Backus nurses’ union reaches deal with hospital over new contract
A union representing more than 400 nurses at Backus Hospital approved by a near-unanimous vote on Wednesday a new, four-year contract that includes pay increases and ends a weeks-long standoff between the hospital and employees that triggered a two-day nurses’ strike.
The Backus Federation of Nurses, part of AFT Connecticut, lined the streets outside of the Norwich hospital for 48 hours, beginning at 7 a.m. on Oct. 13, to demand better wages and other conditions that would help attract and retain workers there. The move was intended to put pressure on hospital leaders, whose talks with the union had dragged on for weeks after the previous contract expired Sept. 1.
The new deal runs through Oct. 21, 2024. The average starting salary for a registered nurse at Backus has been $29.59 per hour. By next month, it will be $31.45, said Sherri Dayton, the union president.
By the third year of the contract, nurses will get an average increase of 12% in their pay, she said. During the fourth year, it will be 14%.
Wage increases were a sticking point in the negotiations. An earlier proposal by Backus administrators would have left nurses earning an average of 14% less than their counterparts at Windham Hospital and 16% less than nurses at Lawrence + Memorial Hospital – two hospitals that are near Backus, Dayton has said.
The new contract “is definitely going to help with recruiting and retention, and it’s definitely going to help with staffing issues,” she said Thursday. “It’s not going to fix the problem overnight, but there’s now a light at the end of the tunnel.”
Backus has struggled in recent years with frequent employee turnover. Nurses have also complained about having to recycle personal protective gear such as masks during the pandemic.
As part of the new agreement, Hospital leaders have committed to providing one new N95 mask and one new surgical mask for each nurse during every shift, the union said. The N95 masks are used around patients that have tested positive for COVID-19.

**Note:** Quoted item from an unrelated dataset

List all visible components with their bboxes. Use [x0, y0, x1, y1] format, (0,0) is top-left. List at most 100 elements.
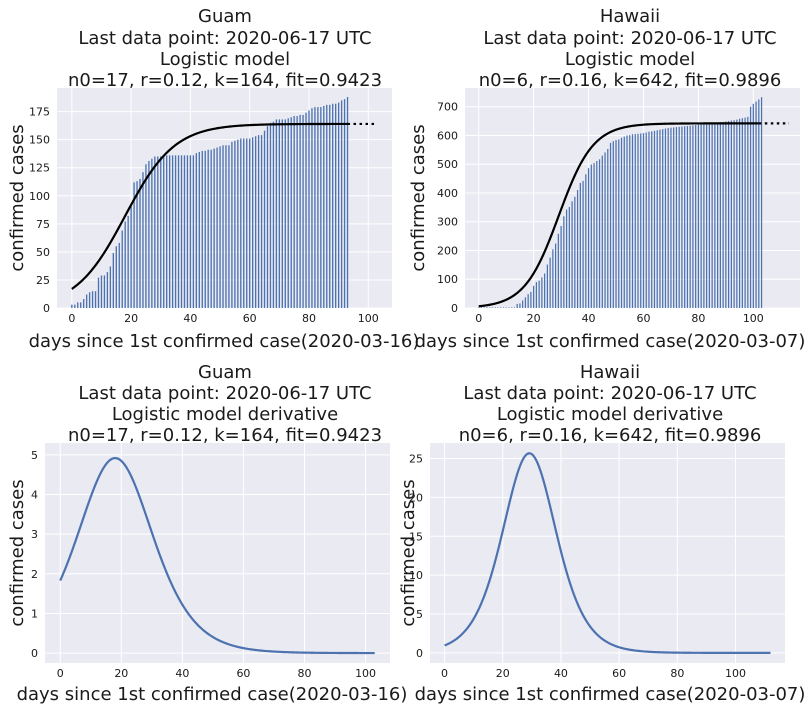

“I can tell you there are a lot of happy nurses because of that,” Dayton said. “We no longer have to keep our old masks in brown paper bags. It’s a huge win.”
Donna Handley, president of Backus, called the new deal “fair and reasonable.”
“We are pleased that our nurses have voted in favor of a new, four-year contract,” she said in a statement Thursday. “Together, we and the nurses’ union reached a fair and reasonable agreement that will allow us to retain and attract the best nurses. We are eager to move ahead, and work together to continue providing safe, quality care for our community.”